Complicated processes and red tape are hampering international trade among the four Central Asian states of Kazakhstan, Kyrgyzstan, Tajikistan and Uzbekistan. These landlocked countries are dependent on costly overland transport for their goods. Inefficient border procedures and time-consuming customs clearance processes prolong the transport time by days or sometimes even weeks. The resulting slow-down in trade processes means higher costs, which particularly impacts small and medium-sized enterprises.

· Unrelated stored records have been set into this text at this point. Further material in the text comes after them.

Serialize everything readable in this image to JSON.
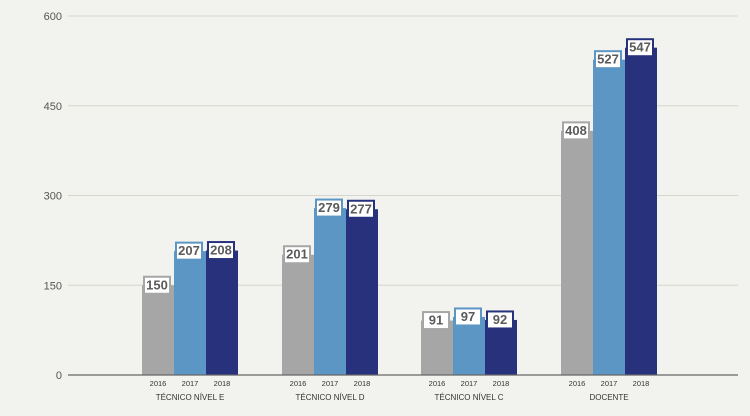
{
  "chart_data": {
    "type": "bar",
    "categories": [
      "TÉCNICO NÍVEL E",
      "TÉCNICO NÍVEL D",
      "TÉCNICO NÍVEL C",
      "DOCENTE"
    ],
    "series": [
      {
        "year": "2016",
        "values": [
          150,
          201,
          91,
          408
        ],
        "color": "#a6a6a6"
      },
      {
        "year": "2017",
        "values": [
          207,
          279,
          97,
          527
        ],
        "color": "#5b96c4"
      },
      {
        "year": "2018",
        "values": [
          208,
          277,
          92,
          547
        ],
        "color": "#27317c"
      }
    ],
    "y_ticks": [
      "0",
      "150",
      "300",
      "450",
      "600"
    ],
    "ylim": [
      0,
      600
    ],
    "grid": true,
    "legend": "none",
    "title": "",
    "xlabel": "",
    "ylabel": ""
  }
}
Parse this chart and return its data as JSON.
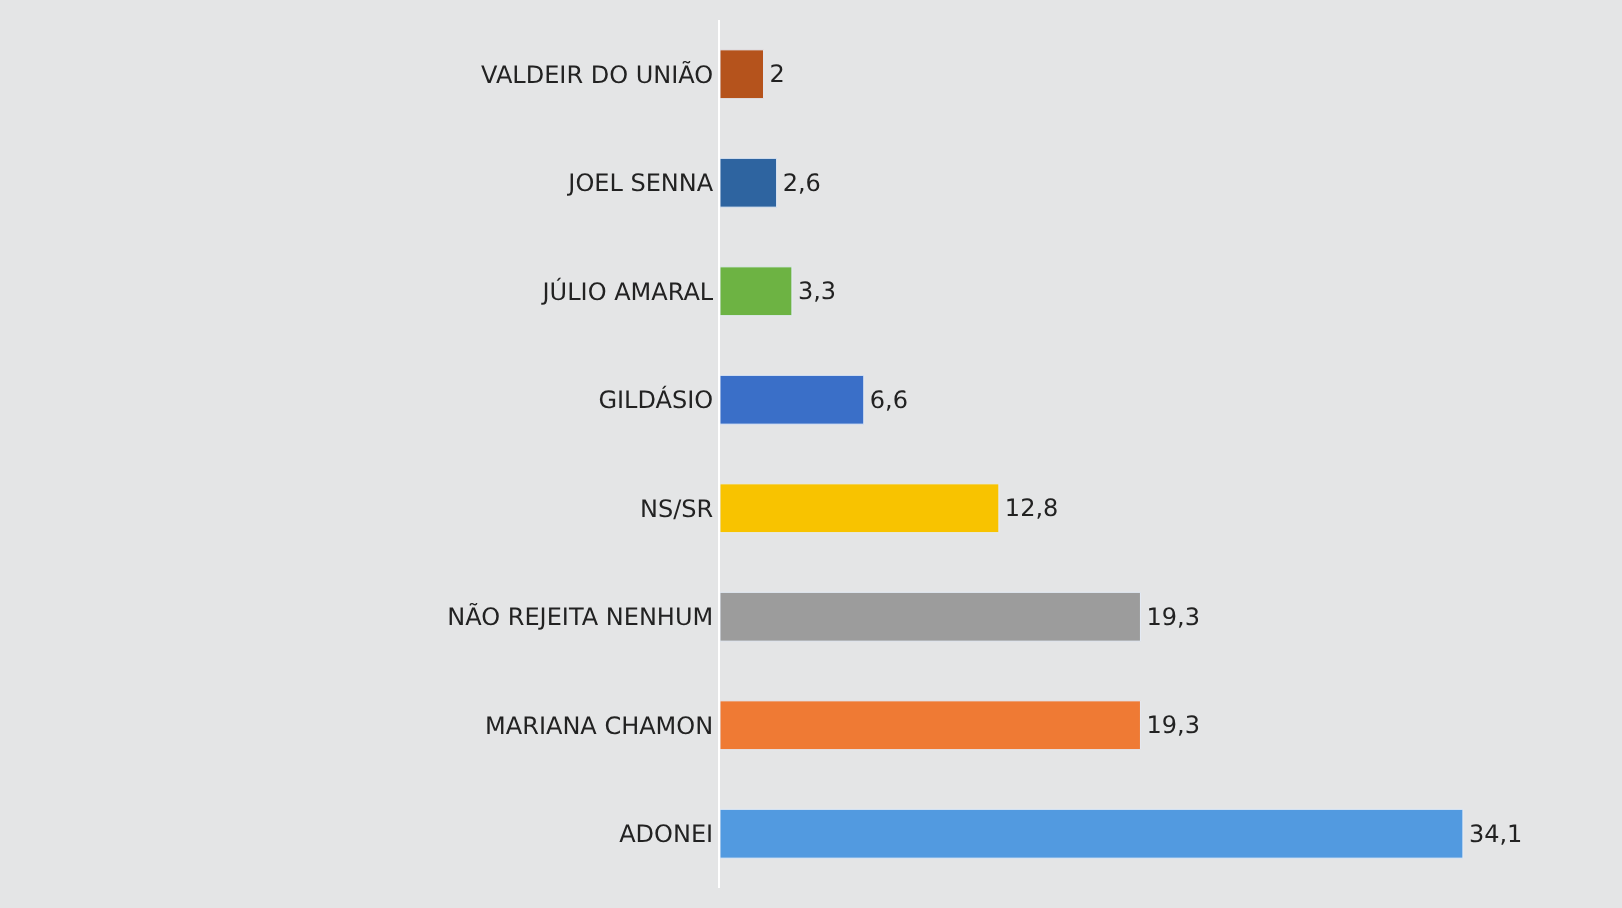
{
  "chart_data": {
    "type": "bar",
    "orientation": "horizontal",
    "categories": [
      "VALDEIR DO UNIÃO",
      "JOEL SENNA",
      "JÚLIO AMARAL",
      "GILDÁSIO",
      "NS/SR",
      "NÃO REJEITA NENHUM",
      "MARIANA CHAMON",
      "ADONEI"
    ],
    "values": [
      2,
      2.6,
      3.3,
      6.6,
      12.8,
      19.3,
      19.3,
      34.1
    ],
    "value_labels": [
      "2",
      "2,6",
      "3,3",
      "6,6",
      "12,8",
      "19,3",
      "19,3",
      "34,1"
    ],
    "colors": [
      "#b5531c",
      "#2e64a0",
      "#6db343",
      "#3a6fc8",
      "#f8c300",
      "#9c9c9c",
      "#ef7a34",
      "#529ae0"
    ]
  }
}
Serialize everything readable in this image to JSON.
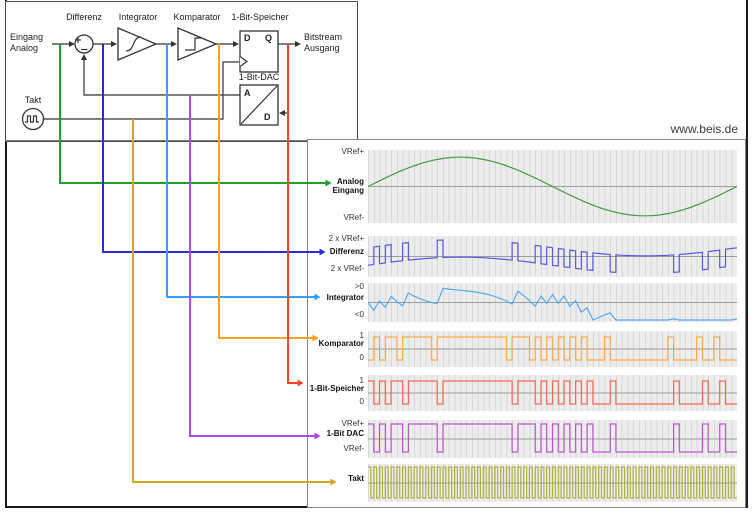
{
  "watermark": "www.beis.de",
  "block_diagram": {
    "input_label": "Eingang\nAnalog",
    "output_label": "Bitstream\nAusgang",
    "clock_label": "Takt",
    "sum_plus": "+",
    "sum_minus": "_",
    "blocks": {
      "differenz": "Differenz",
      "integrator": "Integrator",
      "komparator": "Komparator",
      "speicher": "1-Bit-Speicher",
      "dac": "1-Bit-DAC"
    },
    "ff_pins": {
      "d": "D",
      "q": "Q"
    },
    "dac_pins": {
      "analog": "A",
      "digital": "D"
    }
  },
  "colors": {
    "wire": "#333333",
    "frame": "#1a1a1a",
    "box": "#4d4d4d",
    "grid_bg": "#ededed",
    "grid_line": "#d8d8d8",
    "grid_mid": "#9c9c9c",
    "analog_green": "#2e9e34",
    "differenz_blue": "#2c2cd2",
    "integrator_cyan": "#3da2f7",
    "komparator_orange": "#ff9f1f",
    "speicher_red": "#fb4524",
    "dac_purple": "#a94df0",
    "takt_amber": "#d9a421",
    "takt_olive": "#abab44"
  },
  "chart_data": {
    "type": "line",
    "title": "",
    "clock_cycles": 64,
    "input": {
      "shape": "sine",
      "amplitude_vref": 0.93,
      "periods": 1
    },
    "modulator": {
      "integrator_gain": 0.55,
      "bitstream": "1010110111110111111111111011101010101010001000000000010000100100"
    },
    "rows": [
      {
        "id": "analog",
        "name": "Analog\nEingang",
        "top_label": "VRef+",
        "bottom_label": "VRef-",
        "signal": "analog",
        "trace_color": "#3f9e3f",
        "arrow_color": "#1fa02b"
      },
      {
        "id": "differenz",
        "name": "Differenz",
        "top_label": "2 x VRef+",
        "bottom_label": "2 x VRef-",
        "signal": "differenz",
        "trace_color": "#5a5ae4",
        "arrow_color": "#2c2cd2"
      },
      {
        "id": "integrator",
        "name": "Integrator",
        "top_label": ">0",
        "bottom_label": "<0",
        "signal": "integrator",
        "trace_color": "#55aaf5",
        "arrow_color": "#33a0fc"
      },
      {
        "id": "komparator",
        "name": "Komparator",
        "top_label": "1",
        "bottom_label": "0",
        "signal": "komparator",
        "trace_color": "#ffac49",
        "arrow_color": "#ff9f1f"
      },
      {
        "id": "speicher",
        "name": "1-Bit-Speicher",
        "top_label": "1",
        "bottom_label": "0",
        "signal": "speicher",
        "trace_color": "#fa6753",
        "arrow_color": "#fb4524"
      },
      {
        "id": "dac",
        "name": "1-Bit DAC",
        "top_label": "VRef+",
        "bottom_label": "VRef-",
        "signal": "dac",
        "trace_color": "#bb57cc",
        "arrow_color": "#a94df0"
      },
      {
        "id": "takt",
        "name": "Takt",
        "top_label": "",
        "bottom_label": "",
        "signal": "takt",
        "trace_color": "#b0b046",
        "arrow_color": "#d9a421"
      }
    ]
  }
}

Germany has undertaken to support developing and transition countries in implementing the Trade Facilitation Agreement (TFA) of the World Trade Organization (WTO), which went into effect in February 2017. As members of the WTO, Kazakhstan, Kyrgyzstan and Tajikistan have committed to simplifying customs procedures and harmonising regulations in the transport sector. Uzbekistan has also declared its aim to implement trade facilitation measures and thus to reduce trade costs.

Objective

Trade-oriented companies in Central Asia benefit from cost-cutting measures to facilitate trade.

Approach

The project team focuses its work on three areas:

  1. It supports customs authorities in making risk management an operational aspect of customs controls. A risk management system will reduce the number of physical inspections of incoming goods by concentrating on those that exhibit an increased risk of violation of customs regulations. Companies that act in accordance with the law benefit from faster processes.
  2. Selected cross-border transport and transit processes are being streamlined in the four Central Asian states, for example through simplified guarantee systems for transit goods. The result is lower costs for trading companies as they save time at the border crossing.
  3. The project team assists private sector actors in making better use of the trade facilitation and promotion measures. It involves them in National Trade Facilitation Committees where they can discuss their needs. This exchange is designed to ensure that trade facilitation measures and regional services are geared to the needs of businesses, enabling them to lower their trading costs.